We started virtualizing about two years ago in response to security and scalability concerns that only isolation could really fix. It's worked, we now run more than 800 vms in production, adding more all the time. The problem we ran into was hardware we had in place wasn't really meant for virtualization. Case in point: our LAN switch at the time. It had 192 ports, and was fine pre-virtualization. What we didn't realize is that it's MAC address table only had room for about 200 entries in it. The new virtualized environment grew and we ended up with more than 500 MAC addresses in fairly short order. We decided to replace the old switch when we saw it was dropping more than 35 million packets a day on certain ports.

I point all of that out to illustrate that we didn't really know what we were getting into. We were growing organically and reactively, and that's a problem. It hasn't really stopped yet. Every time I've turned around for the last few years that bare metal hardware stack has been pushed to the limits and forced to grow in ways it was never meant to.

So here we are going on three years later, with more than a few battle scars but a lot wiser for the wear. We started planning for the new hosting more than six months ago, and during that time I've had one overriding mantra: Planned flexible growth is a must. Never grow organically or reactively. My second mantra has been: Everything fails, don't let anyone notice. I honestly don't know that I'll fully be able to achieve those lofty goals. Eventually something we couldn't possibly imagine will rear it's ugly head and force me to react. I'll damn sure try to make it three years before that day comes though.

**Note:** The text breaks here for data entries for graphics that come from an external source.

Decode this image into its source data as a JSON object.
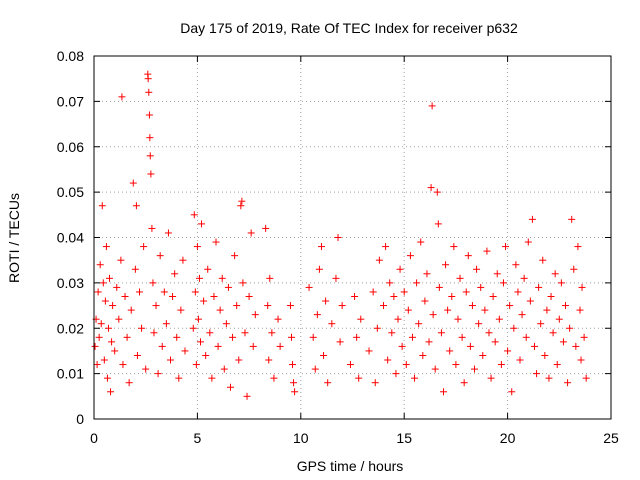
{
  "chart_data": {
    "type": "scatter",
    "title": "Day 175 of 2019, Rate Of TEC Index for receiver p632",
    "xlabel": "GPS time / hours",
    "ylabel": "ROTI / TECUs",
    "xlim": [
      0,
      25
    ],
    "ylim": [
      0,
      0.08
    ],
    "x_ticks": [
      0,
      5,
      10,
      15,
      20,
      25
    ],
    "y_ticks": [
      0,
      0.01,
      0.02,
      0.03,
      0.04,
      0.05,
      0.06,
      0.07,
      0.08
    ],
    "x_tick_labels": [
      "0",
      "5",
      "10",
      "15",
      "20",
      "25"
    ],
    "y_tick_labels": [
      "0",
      "0.01",
      "0.02",
      "0.03",
      "0.04",
      "0.05",
      "0.06",
      "0.07",
      "0.08"
    ],
    "grid": true,
    "marker": "+",
    "marker_color": "#ff0000",
    "series": [
      {
        "points": [
          [
            0.05,
            0.016
          ],
          [
            0.1,
            0.022
          ],
          [
            0.15,
            0.012
          ],
          [
            0.2,
            0.028
          ],
          [
            0.25,
            0.018
          ],
          [
            0.3,
            0.034
          ],
          [
            0.35,
            0.021
          ],
          [
            0.4,
            0.047
          ],
          [
            0.45,
            0.03
          ],
          [
            0.5,
            0.013
          ],
          [
            0.55,
            0.026
          ],
          [
            0.6,
            0.038
          ],
          [
            0.65,
            0.009
          ],
          [
            0.7,
            0.02
          ],
          [
            0.75,
            0.031
          ],
          [
            0.8,
            0.006
          ],
          [
            0.85,
            0.017
          ],
          [
            0.9,
            0.025
          ],
          [
            1.0,
            0.015
          ],
          [
            1.1,
            0.029
          ],
          [
            1.2,
            0.022
          ],
          [
            1.3,
            0.035
          ],
          [
            1.35,
            0.071
          ],
          [
            1.4,
            0.012
          ],
          [
            1.5,
            0.027
          ],
          [
            1.6,
            0.018
          ],
          [
            1.7,
            0.008
          ],
          [
            1.8,
            0.024
          ],
          [
            1.9,
            0.052
          ],
          [
            2.0,
            0.033
          ],
          [
            2.05,
            0.047
          ],
          [
            2.1,
            0.014
          ],
          [
            2.2,
            0.028
          ],
          [
            2.3,
            0.02
          ],
          [
            2.4,
            0.038
          ],
          [
            2.5,
            0.011
          ],
          [
            2.6,
            0.076
          ],
          [
            2.62,
            0.075
          ],
          [
            2.65,
            0.072
          ],
          [
            2.68,
            0.067
          ],
          [
            2.7,
            0.062
          ],
          [
            2.72,
            0.058
          ],
          [
            2.75,
            0.054
          ],
          [
            2.8,
            0.042
          ],
          [
            2.85,
            0.03
          ],
          [
            2.9,
            0.019
          ],
          [
            3.0,
            0.025
          ],
          [
            3.1,
            0.01
          ],
          [
            3.2,
            0.036
          ],
          [
            3.3,
            0.016
          ],
          [
            3.4,
            0.028
          ],
          [
            3.5,
            0.021
          ],
          [
            3.6,
            0.041
          ],
          [
            3.7,
            0.013
          ],
          [
            3.8,
            0.027
          ],
          [
            3.9,
            0.032
          ],
          [
            4.0,
            0.018
          ],
          [
            4.1,
            0.009
          ],
          [
            4.2,
            0.024
          ],
          [
            4.3,
            0.035
          ],
          [
            4.4,
            0.015
          ],
          [
            4.8,
            0.02
          ],
          [
            4.85,
            0.045
          ],
          [
            4.9,
            0.028
          ],
          [
            4.95,
            0.012
          ],
          [
            5.0,
            0.038
          ],
          [
            5.05,
            0.022
          ],
          [
            5.1,
            0.031
          ],
          [
            5.15,
            0.017
          ],
          [
            5.2,
            0.043
          ],
          [
            5.3,
            0.026
          ],
          [
            5.4,
            0.014
          ],
          [
            5.5,
            0.033
          ],
          [
            5.6,
            0.019
          ],
          [
            5.7,
            0.009
          ],
          [
            5.8,
            0.027
          ],
          [
            5.9,
            0.039
          ],
          [
            6.0,
            0.016
          ],
          [
            6.1,
            0.024
          ],
          [
            6.2,
            0.031
          ],
          [
            6.3,
            0.011
          ],
          [
            6.4,
            0.021
          ],
          [
            6.5,
            0.029
          ],
          [
            6.6,
            0.007
          ],
          [
            6.7,
            0.018
          ],
          [
            6.8,
            0.036
          ],
          [
            6.9,
            0.025
          ],
          [
            7.0,
            0.013
          ],
          [
            7.1,
            0.047
          ],
          [
            7.15,
            0.048
          ],
          [
            7.2,
            0.03
          ],
          [
            7.3,
            0.019
          ],
          [
            7.4,
            0.005
          ],
          [
            7.5,
            0.027
          ],
          [
            7.6,
            0.041
          ],
          [
            7.7,
            0.016
          ],
          [
            7.8,
            0.023
          ],
          [
            8.3,
            0.042
          ],
          [
            8.4,
            0.025
          ],
          [
            8.45,
            0.013
          ],
          [
            8.5,
            0.031
          ],
          [
            8.6,
            0.019
          ],
          [
            8.7,
            0.009
          ],
          [
            8.9,
            0.022
          ],
          [
            9.0,
            0.016
          ],
          [
            9.5,
            0.025
          ],
          [
            9.55,
            0.018
          ],
          [
            9.6,
            0.012
          ],
          [
            9.65,
            0.008
          ],
          [
            9.7,
            0.006
          ],
          [
            10.4,
            0.029
          ],
          [
            10.6,
            0.018
          ],
          [
            10.7,
            0.011
          ],
          [
            10.8,
            0.023
          ],
          [
            10.9,
            0.033
          ],
          [
            11.0,
            0.038
          ],
          [
            11.1,
            0.014
          ],
          [
            11.2,
            0.026
          ],
          [
            11.3,
            0.008
          ],
          [
            11.5,
            0.021
          ],
          [
            11.7,
            0.031
          ],
          [
            11.8,
            0.04
          ],
          [
            11.9,
            0.017
          ],
          [
            12.0,
            0.025
          ],
          [
            12.4,
            0.012
          ],
          [
            12.6,
            0.027
          ],
          [
            12.7,
            0.018
          ],
          [
            12.8,
            0.009
          ],
          [
            12.9,
            0.022
          ],
          [
            13.3,
            0.015
          ],
          [
            13.5,
            0.028
          ],
          [
            13.6,
            0.008
          ],
          [
            13.7,
            0.02
          ],
          [
            13.8,
            0.035
          ],
          [
            14.0,
            0.025
          ],
          [
            14.1,
            0.038
          ],
          [
            14.2,
            0.013
          ],
          [
            14.3,
            0.03
          ],
          [
            14.4,
            0.019
          ],
          [
            14.5,
            0.027
          ],
          [
            14.6,
            0.01
          ],
          [
            14.7,
            0.022
          ],
          [
            14.8,
            0.033
          ],
          [
            14.9,
            0.016
          ],
          [
            15.0,
            0.028
          ],
          [
            15.1,
            0.012
          ],
          [
            15.2,
            0.024
          ],
          [
            15.3,
            0.036
          ],
          [
            15.4,
            0.018
          ],
          [
            15.5,
            0.009
          ],
          [
            15.6,
            0.03
          ],
          [
            15.7,
            0.021
          ],
          [
            15.8,
            0.039
          ],
          [
            15.9,
            0.014
          ],
          [
            16.0,
            0.026
          ],
          [
            16.1,
            0.032
          ],
          [
            16.2,
            0.017
          ],
          [
            16.3,
            0.051
          ],
          [
            16.35,
            0.069
          ],
          [
            16.4,
            0.023
          ],
          [
            16.5,
            0.011
          ],
          [
            16.6,
            0.05
          ],
          [
            16.65,
            0.043
          ],
          [
            16.7,
            0.029
          ],
          [
            16.8,
            0.019
          ],
          [
            16.9,
            0.006
          ],
          [
            17.0,
            0.034
          ],
          [
            17.1,
            0.024
          ],
          [
            17.2,
            0.015
          ],
          [
            17.3,
            0.027
          ],
          [
            17.4,
            0.038
          ],
          [
            17.5,
            0.012
          ],
          [
            17.6,
            0.022
          ],
          [
            17.7,
            0.031
          ],
          [
            17.8,
            0.018
          ],
          [
            17.9,
            0.008
          ],
          [
            18.0,
            0.028
          ],
          [
            18.1,
            0.036
          ],
          [
            18.2,
            0.016
          ],
          [
            18.3,
            0.025
          ],
          [
            18.4,
            0.011
          ],
          [
            18.5,
            0.033
          ],
          [
            18.6,
            0.021
          ],
          [
            18.7,
            0.029
          ],
          [
            18.8,
            0.014
          ],
          [
            18.9,
            0.024
          ],
          [
            19.0,
            0.037
          ],
          [
            19.1,
            0.019
          ],
          [
            19.2,
            0.009
          ],
          [
            19.3,
            0.027
          ],
          [
            19.4,
            0.017
          ],
          [
            19.5,
            0.032
          ],
          [
            19.6,
            0.022
          ],
          [
            19.7,
            0.012
          ],
          [
            19.8,
            0.03
          ],
          [
            19.9,
            0.038
          ],
          [
            20.0,
            0.015
          ],
          [
            20.1,
            0.025
          ],
          [
            20.2,
            0.006
          ],
          [
            20.3,
            0.02
          ],
          [
            20.4,
            0.034
          ],
          [
            20.5,
            0.028
          ],
          [
            20.6,
            0.013
          ],
          [
            20.7,
            0.023
          ],
          [
            20.8,
            0.031
          ],
          [
            20.9,
            0.018
          ],
          [
            21.0,
            0.039
          ],
          [
            21.1,
            0.026
          ],
          [
            21.2,
            0.044
          ],
          [
            21.3,
            0.016
          ],
          [
            21.4,
            0.01
          ],
          [
            21.5,
            0.029
          ],
          [
            21.6,
            0.021
          ],
          [
            21.7,
            0.035
          ],
          [
            21.8,
            0.014
          ],
          [
            21.9,
            0.024
          ],
          [
            22.0,
            0.009
          ],
          [
            22.1,
            0.027
          ],
          [
            22.2,
            0.019
          ],
          [
            22.3,
            0.032
          ],
          [
            22.4,
            0.012
          ],
          [
            22.5,
            0.022
          ],
          [
            22.6,
            0.03
          ],
          [
            22.7,
            0.017
          ],
          [
            22.8,
            0.025
          ],
          [
            22.9,
            0.008
          ],
          [
            23.0,
            0.02
          ],
          [
            23.1,
            0.044
          ],
          [
            23.2,
            0.033
          ],
          [
            23.3,
            0.016
          ],
          [
            23.4,
            0.038
          ],
          [
            23.5,
            0.024
          ],
          [
            23.55,
            0.013
          ],
          [
            23.6,
            0.029
          ],
          [
            23.7,
            0.018
          ],
          [
            23.8,
            0.009
          ]
        ]
      }
    ]
  }
}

So what am I building? Here's a few bullet points.

  • Three distinct availability zones. Each zone will have dedicated and isolated networking, compute and management servers, as well as it's own SAN.
  • Capacity will be planned so that a whole zone can be taken off line for maintenance, or, in a more spectacular moment, can crash without noticeably impacting uptime or performance.
  • Avoid 1gbit networking wherever possible, instead prefer 10gbit, it should last longer.
  • Avoid spinning disks. Use SSD storage for all critical applications.
  • Use the best hypervisor tech. That's a powder keg statement, but it's important. We're reevaluating our original hypervisor choice (Citrix's Xenserver), and are trying out some new things.

We've made good progress so far and as mentioned we're in the prototyping stage. I'm planning on blogging about a lot of the details as we go forward. What I'll say for now is that the bleeding edge can be painful, but it's definitely exciting.